47 Degrees joins forces with Xebia read more

Scala Macros - Annotate your case classes

Scala Macros - Annotate your case classes

Chances are, you occasionally need some way to apply a specific behavior to your classes—even more often if you’re managing your domain model.

Scala macros could be the perfect solution. Why? Let’s focus on an individual case to find a real-life example. Let’s assume that your application handles sensitive information and many of your case classes have been modeled with critical data.

What’s our first step? Should we separate our classes into two types? Or override the toString method in all our classes in order to prevent sensitive data from showing up in our system logs? No, there’s a better way.

The one I recommend is the use of annotations in our classes. Something like this:

@ToStringObfuscate("password")
case class TestWithObfuscation(username : String, password : String)

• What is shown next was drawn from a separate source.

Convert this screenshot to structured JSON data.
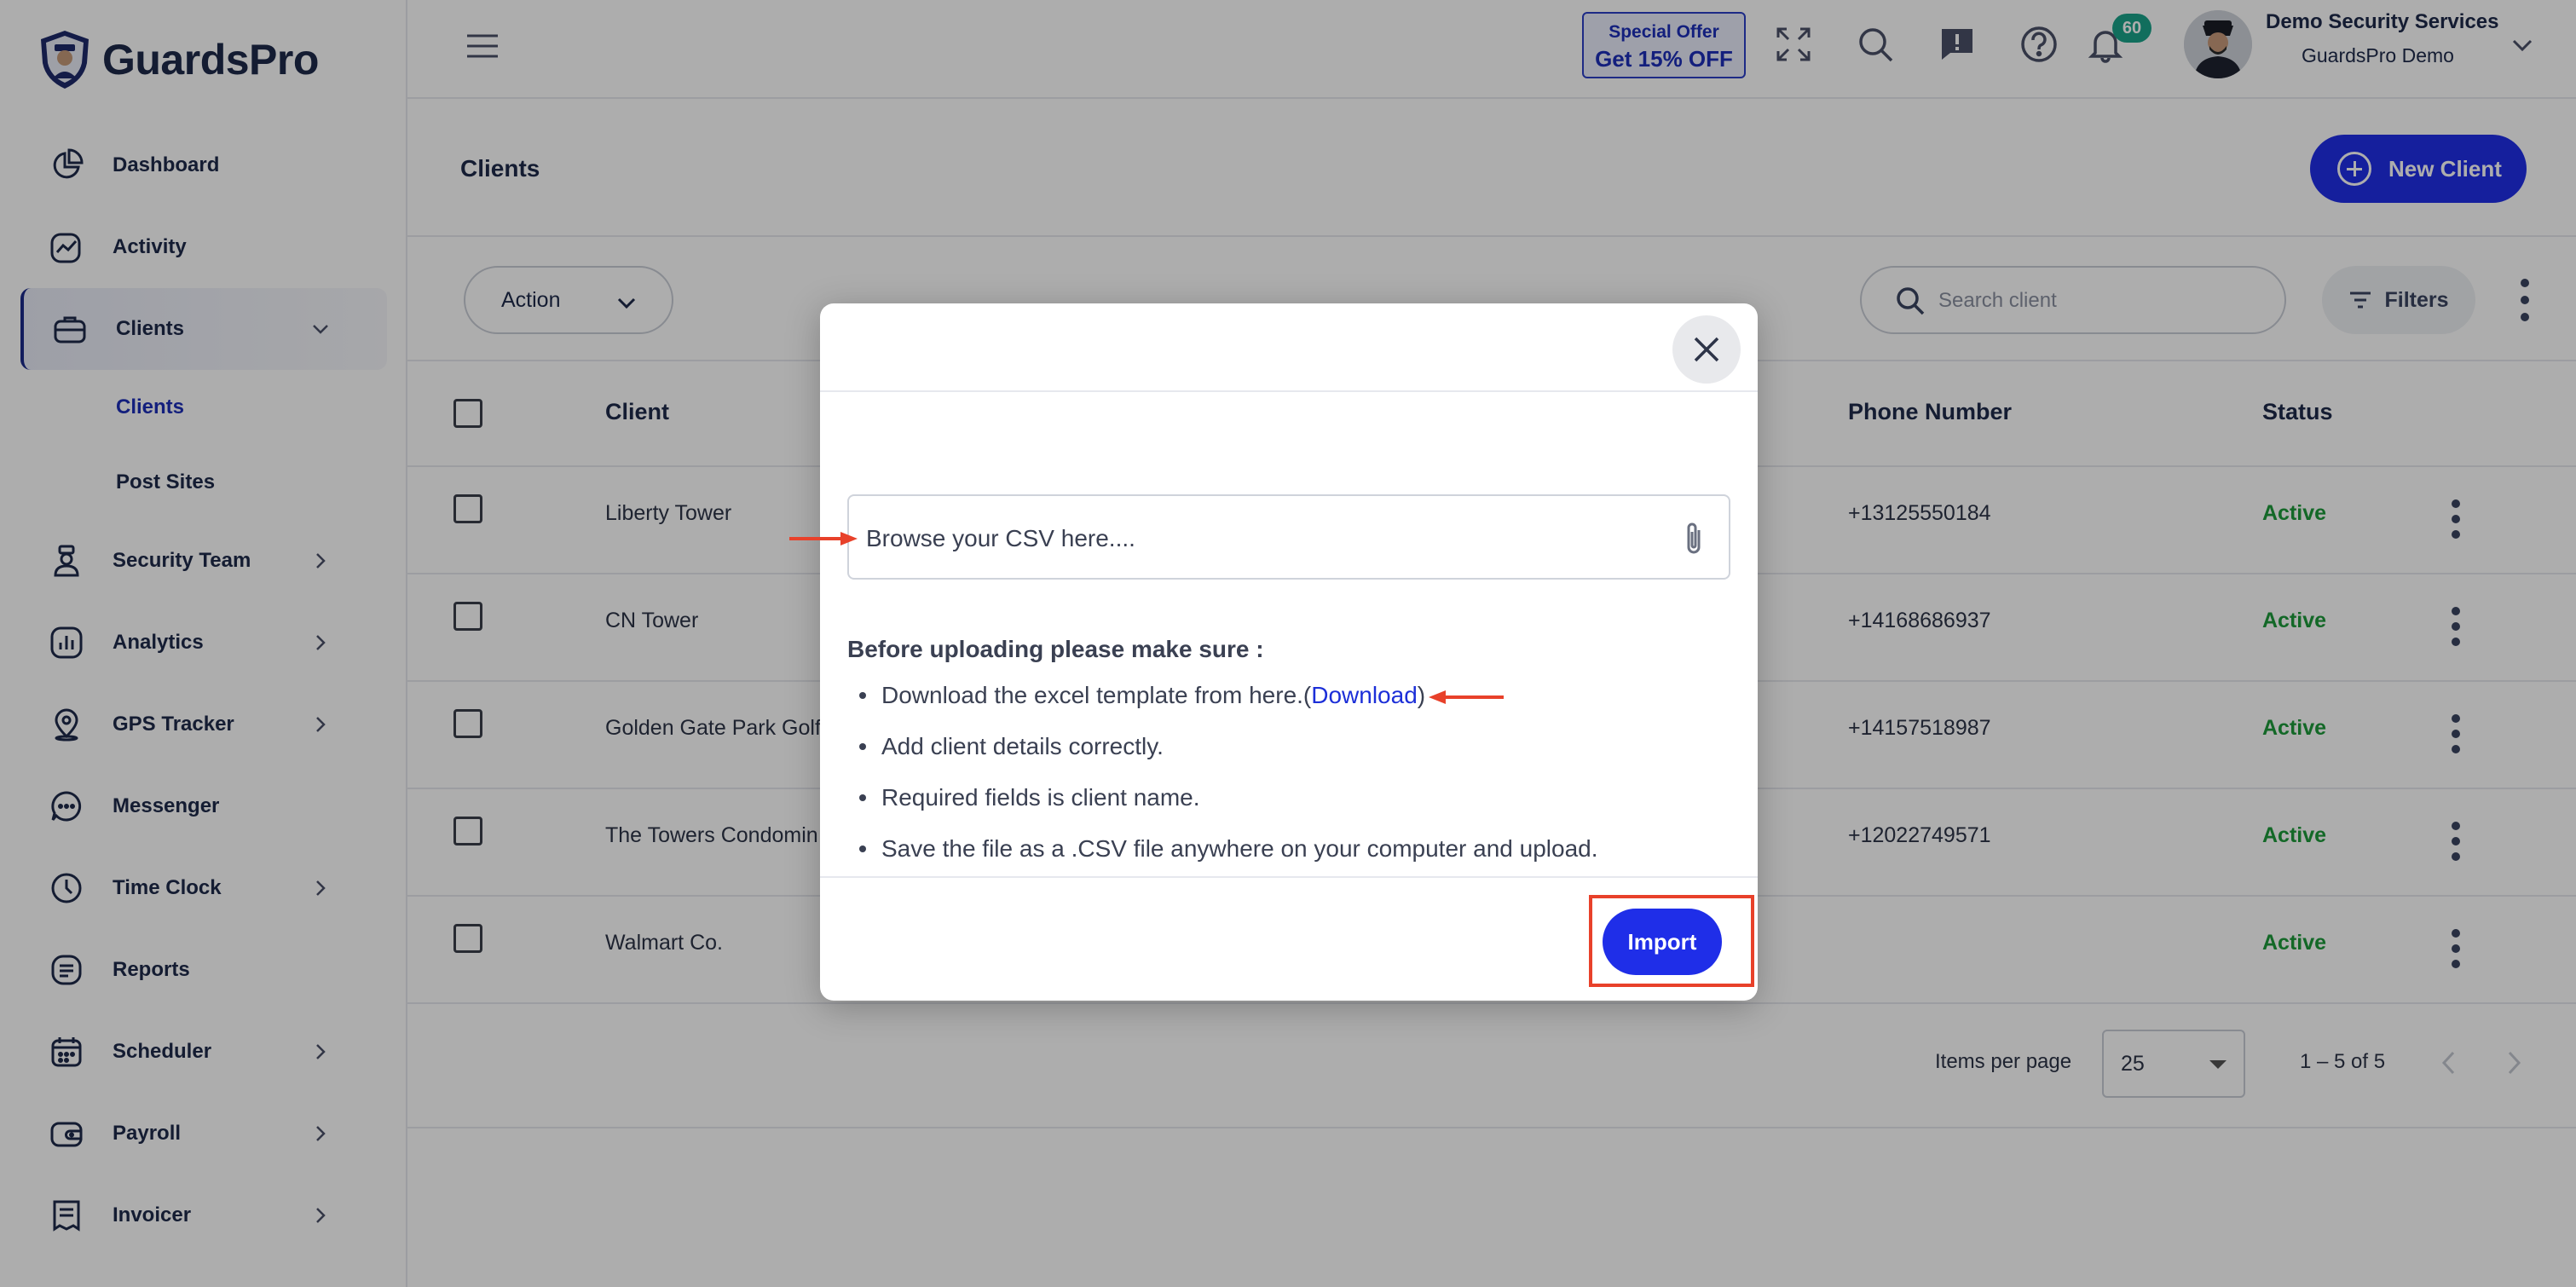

Here’s how to develop a ToStringObfuscate tag with Scala macros:

Scala Macros

When we talk about macros, we’re referring to something that’s running at compilation time. Scala Macros are related with the code invoked by the compiler at compilation time. At that point, the developer has access to compiler APIs so it’s possible to expand, generate, analyze and check your code. (You can learn more about macros in Scala Docs or on the Scala Macros website.)

Let’s Configure the sample project

We want to create a Macro that overrides the toString method and obfuscates all of those fields marked as sensitive in our case class. With macros there are several ways to achieve it, but in this case we are going to annotate the case class with all the fields that must be obfuscated.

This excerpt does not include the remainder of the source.